I look after a network where the servers are Server 2008 [Domain controllers] and the client stations are either Windows 7 Pro SP1 64 Bit or Windows XP Pro SP3 32 Bit.
I have configured GPOs to protect the workstations/servers and the network generally and I am happy with most of this. However when a user clicks 'Save' or 'Save As' in an application they can type a UNC path to a server or a client and see any shares that are not hidden.
\\Server1\
or:
\\Workstation1\
I would like a way of blocking this. Some of the server shares I have created [for operational reasons] are not hidden and are open to all users to make modifications to. Even if the shares were hidden if the users knew the path to the share then they can still open that share]

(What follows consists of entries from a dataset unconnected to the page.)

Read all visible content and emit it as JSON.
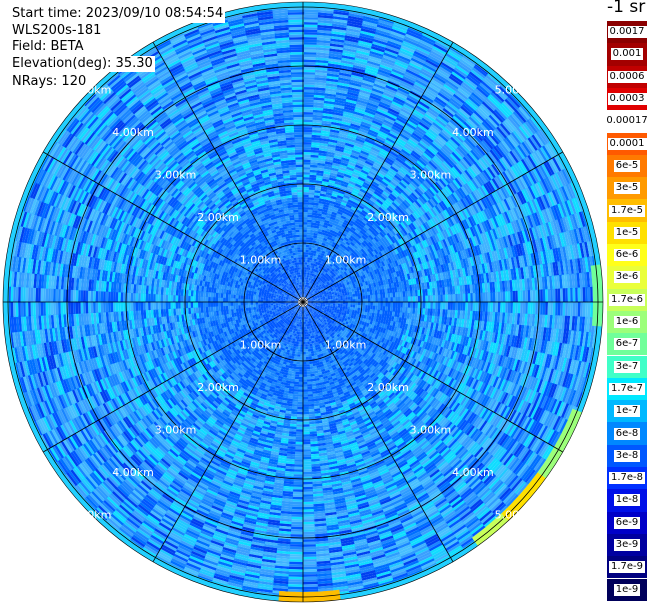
{
  "header": {
    "start_time": "Start time: 2023/09/10 08:54:54",
    "instrument": "WLS200s-181",
    "field": "Field: BETA",
    "elevation": "Elevation(deg): 35.30",
    "nrays": "NRays: 120"
  },
  "units": "-1 sr",
  "range_rings": {
    "labels": [
      "1.00km",
      "2.00km",
      "3.00km",
      "4.00km",
      "5.00km"
    ],
    "values_km": [
      1,
      2,
      3,
      4,
      5
    ]
  },
  "colorbar": {
    "colors": [
      "#8b0000",
      "#a30000",
      "#c00000",
      "#e00000",
      "#ffffff",
      "#ff5a00",
      "#ff7a00",
      "#ff9a00",
      "#ffbd00",
      "#ffe000",
      "#ffff1a",
      "#eaff3a",
      "#c8ff5a",
      "#9cff7a",
      "#70ff9a",
      "#40ffc8",
      "#00e8ff",
      "#00b8ff",
      "#0088ff",
      "#0058ff",
      "#0030ff",
      "#0010e8",
      "#0000c8",
      "#0000a0",
      "#000080",
      "#00005a"
    ],
    "labels": [
      "0.0017",
      "0.001",
      "0.0006",
      "0.0003",
      "0.00017",
      "0.0001",
      "6e-5",
      "3e-5",
      "1.7e-5",
      "1e-5",
      "6e-6",
      "3e-6",
      "1.7e-6",
      "1e-6",
      "6e-7",
      "3e-7",
      "1.7e-7",
      "1e-7",
      "6e-8",
      "3e-8",
      "1.7e-8",
      "1e-8",
      "6e-9",
      "3e-9",
      "1.7e-9",
      "1e-9"
    ]
  }
}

Is there a way of preventing the users form entering a named UNC, like \\server1\ without adversely affecting the performance of the workstation or the network?
Best Answer
If @drf doesn't want to post his comment...
This is a little like asking "what is the most secure doormat to hide my house key under"; the obvious answer is, if you are concerned about security, don't leave your key under the doormat at all. Ultimately, a user can enter
net view Server1 /allin the command prompt to view even hidden shares, and there are other ways for the user (or malware the user unwittingly executes) to do the same. The correct approach is to set up appropriate share and NTFS permissions on servers and workstations, not to enforce UI-level restrictions that prevent the user from seeing the vulnerable resources.